I remember going to California a long long long time ago when I was a grade school kid. We came to see the Space Shuttle Discovery land and see Universal Studios and stuff. I remember when we went out into the desert, I was scared to leave the car because somebody had pre-loaded with me about the horrors of being out in the desert. I think there was something about my tongue drying out and stuff. A silly kid thing.

I had tried to really see the desert before when I went to see Joshua Tree, but that turned out to be quite the disaster, which is an altogether separate story.

So, some amount of time later, we borrowed a friend's condo in San Diego and I had asked her about where I could see some nice desert. And she told us to go and see the Anza-Borrego desert. We programmed it into the rental car GPS and ended up taking the Yaqui Pass route into the park and the Montezuma Valley route back.

The problem, of course, is that we underestimated the time it would take to get there, so I wasn't able to spend much time there. The visitor's center was closed, so I just got some infrared shots and some mountain shots and watched the sun fall below the mountains and that was it.

I got one color shot that I'm rather fond of, just because it communicates the emptiness of the desert and the way that the plants are strewn across the landscape. Before I went on the trip, I was realizing that I wasn't taking enough time to really set up and compose the shots. I had also heard an Ansel Adams quote where he said something long the lines of "Oh, a wide angle lens. Yeah, you use that to emphasize the foreground" and realized that was something that I just hadn't understood yet.

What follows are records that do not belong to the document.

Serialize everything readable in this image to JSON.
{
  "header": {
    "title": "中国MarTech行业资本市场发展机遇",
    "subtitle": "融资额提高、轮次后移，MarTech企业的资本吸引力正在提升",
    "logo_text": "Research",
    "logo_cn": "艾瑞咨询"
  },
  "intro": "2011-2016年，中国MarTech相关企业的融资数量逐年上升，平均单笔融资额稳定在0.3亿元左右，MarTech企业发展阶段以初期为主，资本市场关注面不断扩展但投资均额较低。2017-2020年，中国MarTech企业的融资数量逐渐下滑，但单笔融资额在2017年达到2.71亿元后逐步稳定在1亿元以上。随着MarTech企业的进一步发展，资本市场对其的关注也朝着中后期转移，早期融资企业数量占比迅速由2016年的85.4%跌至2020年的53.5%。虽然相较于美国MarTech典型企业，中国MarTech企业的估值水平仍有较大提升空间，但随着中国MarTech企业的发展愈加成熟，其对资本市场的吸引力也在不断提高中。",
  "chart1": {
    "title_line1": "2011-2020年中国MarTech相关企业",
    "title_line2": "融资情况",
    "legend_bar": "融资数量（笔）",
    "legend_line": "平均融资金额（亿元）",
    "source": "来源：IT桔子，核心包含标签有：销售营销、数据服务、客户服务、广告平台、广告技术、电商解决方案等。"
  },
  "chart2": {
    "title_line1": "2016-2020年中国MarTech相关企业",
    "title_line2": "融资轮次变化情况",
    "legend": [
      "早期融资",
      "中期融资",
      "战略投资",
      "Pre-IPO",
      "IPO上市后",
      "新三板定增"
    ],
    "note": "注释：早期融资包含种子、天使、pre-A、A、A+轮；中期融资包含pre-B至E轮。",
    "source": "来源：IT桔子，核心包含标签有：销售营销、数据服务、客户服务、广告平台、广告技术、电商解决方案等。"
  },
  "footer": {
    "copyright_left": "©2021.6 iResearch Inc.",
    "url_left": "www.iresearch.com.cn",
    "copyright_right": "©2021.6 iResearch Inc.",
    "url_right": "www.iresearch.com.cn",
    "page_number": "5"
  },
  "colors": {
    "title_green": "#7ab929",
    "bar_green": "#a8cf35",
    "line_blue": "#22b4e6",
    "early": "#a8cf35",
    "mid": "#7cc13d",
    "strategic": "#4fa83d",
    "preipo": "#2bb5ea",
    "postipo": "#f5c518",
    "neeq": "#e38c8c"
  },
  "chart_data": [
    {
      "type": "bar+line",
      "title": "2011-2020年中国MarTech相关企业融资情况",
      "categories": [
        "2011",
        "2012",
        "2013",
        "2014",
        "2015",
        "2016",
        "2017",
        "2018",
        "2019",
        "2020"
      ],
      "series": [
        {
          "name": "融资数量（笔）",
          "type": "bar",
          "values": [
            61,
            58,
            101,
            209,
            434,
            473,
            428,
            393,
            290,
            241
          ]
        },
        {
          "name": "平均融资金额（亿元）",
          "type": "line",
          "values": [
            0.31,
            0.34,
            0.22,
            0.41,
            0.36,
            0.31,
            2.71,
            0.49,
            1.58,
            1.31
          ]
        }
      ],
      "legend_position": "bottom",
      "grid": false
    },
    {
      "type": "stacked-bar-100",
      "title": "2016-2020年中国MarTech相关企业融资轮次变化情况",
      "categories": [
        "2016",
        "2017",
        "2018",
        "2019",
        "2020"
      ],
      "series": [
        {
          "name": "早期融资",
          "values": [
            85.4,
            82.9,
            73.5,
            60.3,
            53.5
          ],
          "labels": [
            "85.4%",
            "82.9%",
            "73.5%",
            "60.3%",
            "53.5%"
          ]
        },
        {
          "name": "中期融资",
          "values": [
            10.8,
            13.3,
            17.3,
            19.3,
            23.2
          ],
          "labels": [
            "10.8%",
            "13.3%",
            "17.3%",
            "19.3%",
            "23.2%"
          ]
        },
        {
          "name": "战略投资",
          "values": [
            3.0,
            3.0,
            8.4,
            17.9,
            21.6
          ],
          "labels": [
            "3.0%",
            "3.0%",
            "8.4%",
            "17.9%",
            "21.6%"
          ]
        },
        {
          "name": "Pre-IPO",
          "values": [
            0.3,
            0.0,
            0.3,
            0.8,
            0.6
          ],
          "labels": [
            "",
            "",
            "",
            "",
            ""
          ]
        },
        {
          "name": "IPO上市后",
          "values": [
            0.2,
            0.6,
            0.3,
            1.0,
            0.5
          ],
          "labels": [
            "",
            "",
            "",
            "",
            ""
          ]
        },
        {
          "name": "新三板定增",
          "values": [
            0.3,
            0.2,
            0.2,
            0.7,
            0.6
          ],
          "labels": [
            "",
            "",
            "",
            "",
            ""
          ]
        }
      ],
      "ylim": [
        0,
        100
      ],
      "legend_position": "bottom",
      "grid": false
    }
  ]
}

I also shot infrared film in the desert, which was quite fun. I wanted to see how it would look and what would go white. It turns out that a lot of the desert plants, even though they aren't green, turned white in infrared, which puts lie to the idea that you can simulate infrared photography in Photoshop:

Anza-Borrego in IR

I ended up with a lot of regrets -- images that I had tried to take, but that just didn't come out -- so I knew I had to come back. We almost did a dire stupid, where we realized that we were in the middle of the desert and were out of gas.... but thankfully, there's gas in Borrego Springs and it was still selling gas. And I left knowing that clearly there MUST be more to see there. But I did have fun on my trip and it was beautiful.

Comments

This was not very long before my ill fated adventure into the muck with my RB67, and why I was happy to buy a new back instead of using the old one. I had a bunch of decent shots that were ruined because I forgot the darkside and it turned out that the fogging I'd see once in a while came from when I didn't have a darkside in the camera. I lost a LOT of San Diego pictures for that reason.

I knew that the next time I was there, I'd have to spend longer in the desert and drive around some more and research things so more.

I was also told about the Imperial Sand Dunes, which I have yet to go out far enough to see.